You probably heard we have been moving into a faster release cadence with the new mountain ranges releases in this post and this one. For many Product Managers or Business Owners releasing faster could be the difference between success and failure. Being able to shorten the cycle between an idea and valuable user feedback enables new companies to understand better market needs and improve based on it. Releasing valuable software earlier is the sweet spot for Agile and Lean methodologies.
Being able to release faster, it is not just pushing code to production. I will cover how we get to the point to release faster Mule, the leading ESB. What challenges we faced and the places we have been focusing in the last 2 years. Yes, you heard it right, 2 years! Releasing faster is just one of the consequences of the work we have been doing on the ESB for a long time and not just a random request from Product Management. We have millions automated test executed to guarantee a release of mule in 2 months! Keep reading to find out how this happened.
Drivers for change
Two years ago we had about 5000 automated tests executed by our CI environment. It was not a bad initial state, but there was a lot of waste in our builds and development process. We had 5 different builds, for different integration environments with multiple DBMSs, JMS providers, email servers, FTP servers and so on. We had 1 build triggered by a commit and then all the others chained one after the other. In most cases we had to wait over a day for the builds to finish with our changes. It was hard for us to keep track if one of those builds was actually building our change, or it was still building a previous commit. If something got broken in the middle after a day we committed, we had to start researching which commit actually broke things, increasing more and more the effort and time to make a change in the ESB. We didn’t feel comfortable without a quick feedback to the developers if the changes were ok or not and changes taking a long time to go through our process. Feeling that pain over and over again was the trigger for us to change the way we build and develop Mule.
The commit stage
We created a pipeline for our builds, and we have a first commit stage, with the goal of running all unit tests and build all the binaries in less than 10 minutes. This is our quick feedback stage to know if changes are good. We marked which of all our JUnit tests was proper unit tests to belong to this build. We started using the @SmallTest annotation to separate them. Our commit stage still was taking too long, as SureFire scanned the whole project before executing a test. We created our own extension of the SureFire plugin to execute the tests as they are found. That reduced the build time considerably to about 7 minutes executing 1100+ unit tests we have today. We also needed a way to validate that we only have fast tests in this build so we created a Sonar plugin that displays the time each test take for this unit tests, and put them in a graph. We named it, “The good, the bad and the ugly“. Improving the tools we used has been key for us to meet our goals.
The acceptance stage
They were 4 builds, each one taking 2 or 3 hours and all triggered by single commits. We found ourselves stopping many of this builds, and executing them manually to be sure it was building our latest changes. If there was a problem, it was a bummer to find which of all the changes actually caused the problem.
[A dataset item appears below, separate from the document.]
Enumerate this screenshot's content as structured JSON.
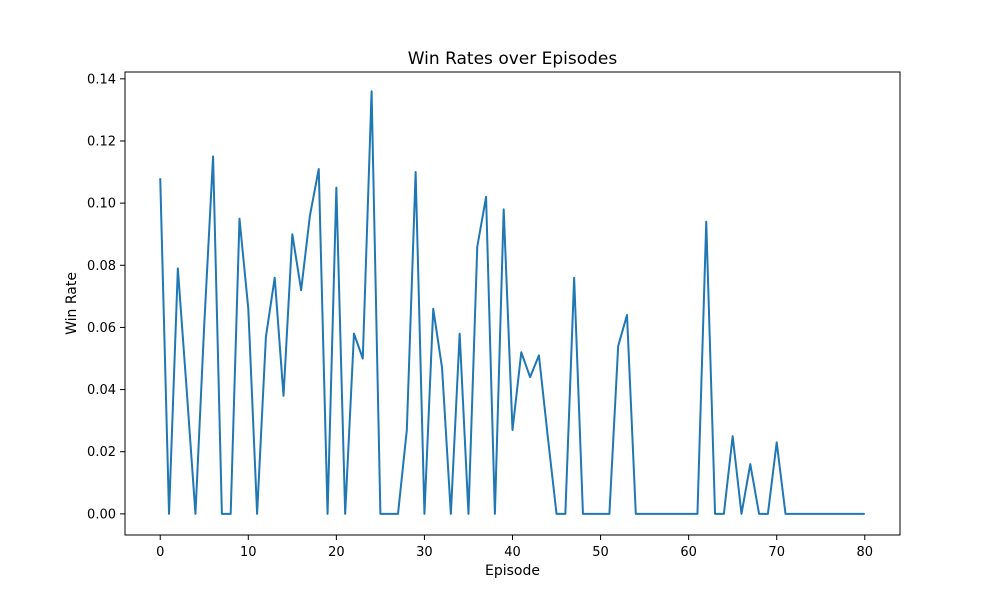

We started working by reviewing all the acceptance tests, and making sure they were not doing unnecessary work. We found there over a thousand tests initialising many things taking longer than needed. We created a new hierarchy of base tests with different scenarios reducing a lot of waste in those tests. After tuning all our tests we reduced the time to 1 hour for each build. We now run them concurrently and take in total about 75 minutes to execute 8000 automated tests. The acceptance stage will run with the latest successful commit stage, reducing also the total time we wait for our changes to be exercised. After the acceptance test we already executed over 9000 automated tests for the ESB.
We also have a few more nightly builds that executes the 10,000+ automated tests on different JVMs and platforms. On a nightly cadence we update our Sonar metrics, and execute more long running builds, like the HA and QA automated test suite with larger applications samples. At this point, we can be sure that everything works as expected when we make changes.
During this process, we doubled the amount of automated tests we execute on the ESB for each commit. We are true believers that automation of our tests is the only way to improve.
The work on automation and reducing waste in our development process lead to many benefits, releasing faster is one of them. We also went from an average of escalated bug to engineering from support 1 bug every 6 support cases in 2011, to an average of 1 bug every 20 support cases in 2013. We reduced the cost of maintaining each version of the ESB, reduced the time to create a patch for our customers, we improved the code base considerably, higher quality perceived by our customer and reduced time to market for new features. Only adding quality in less time each step allows you to release faster. The longer you wait, the longer and harder it will be to get back on track.